Carl Pilcher, director of the NASA Astrobiology Institute, will give the annual Sigma Xi Lecture at UC Santa Cruz on Thursday, April 19. Pilcher's talk, "Studying Life in the Universe," will begin at 8 p.m. in Classroom Unit 1 on the UCSC campus. The event, sponsored by the UCSC chapter of the scientific research society Sigma Xi, is free and open to the public. For more information, call (831) 459-4121.
According to Pilcher, the field of astrobiology was born about a decade ago from a "perfect storm" of scientific developments and discoveries. A deepening understanding of the diversity of life on Earth, the first discoveries of planets around other stars, and a growing appreciation of the nature of extraterrestrial environments in our solar system all contributed to a recognition that the time was right to focus scientific and technological expertise on studying the origin, evolution, distribution, and future of life in the universe. A cross-disciplinary community of researchers has since been created to pursue questions at the interfaces of microbiology, evolutionary biology, paleontology, geochemistry, astronomy, planetary science, and philosophy, to name just a few of the disciplines engaged.
The NASA Astrobiology Institute (NAI) has played a major role in developing this community.
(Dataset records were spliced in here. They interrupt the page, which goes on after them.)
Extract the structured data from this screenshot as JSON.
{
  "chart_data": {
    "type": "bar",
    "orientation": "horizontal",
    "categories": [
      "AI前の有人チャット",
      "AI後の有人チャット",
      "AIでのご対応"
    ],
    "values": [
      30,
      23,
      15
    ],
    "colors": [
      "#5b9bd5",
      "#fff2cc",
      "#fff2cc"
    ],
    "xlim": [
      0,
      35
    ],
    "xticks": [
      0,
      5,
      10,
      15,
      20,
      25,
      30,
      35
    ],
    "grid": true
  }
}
Based at NASA Ames Research Center, NAI is a virtual institute currently comprising 12 U.S. teams with over 600 members and 6 international partner organizations. Pilcher's lecture will discuss the foundations of astrobiology and describe NAI's role in this rapidly developing field.
Pilcher served as senior scientist for astrobiology at NASA headquarters before coming to Ames as NAI director in 2006. He has a B.S. in chemistry from the Polytechnic Institute of Brooklyn and a Ph.D. in chemistry from the Massachusetts Institute of Technology.
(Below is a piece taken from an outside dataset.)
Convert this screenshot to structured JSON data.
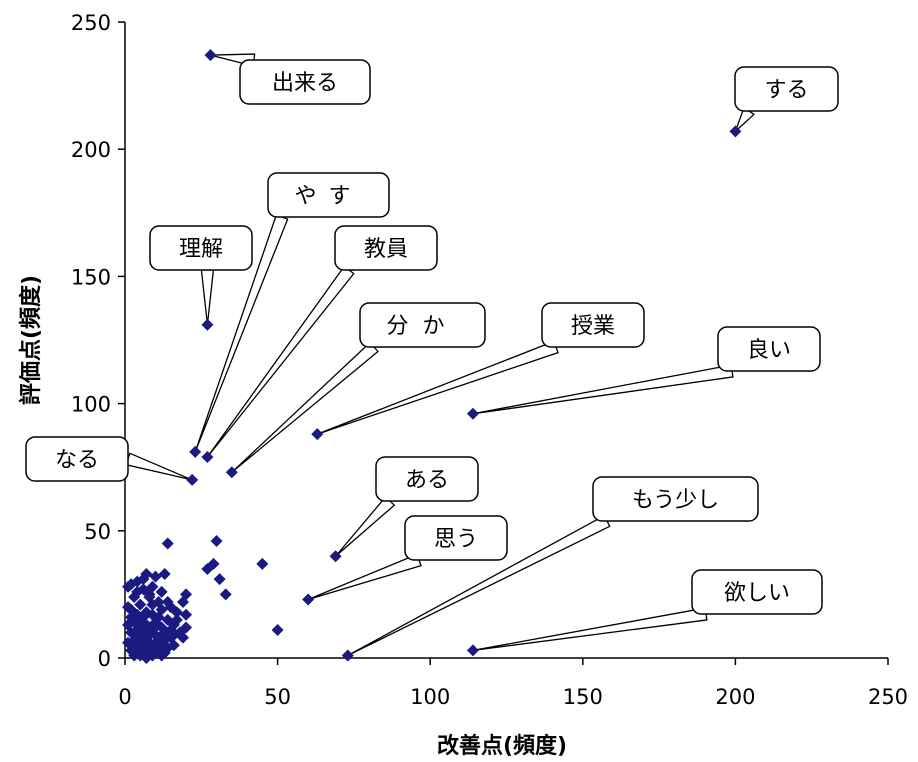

While still a graduate student, Pilcher led scientific teams that discovered water ice in Saturn's rings and on three of Jupiter's Galilean satellites, including Europa, now a high-priority astrobiology exploration target because of its subsurface liquid water ocean. On receiving his Ph.D., he joined the faculty of the Institute for Astronomy (and later the Department of Physics and Astronomy) at the University of Hawaii, where he discovered and analyzed "weather" on Neptune and participated in the discovery of methane ice on Pluto. He also conducted research on Jupiter's plasma torus and served as a member of the imaging team of NASA's Galileo mission to Jupiter. Pilcher has received the NASA Exceptional Achievement Medal, numerous Group Achievement Awards, and an Ames Honor Award.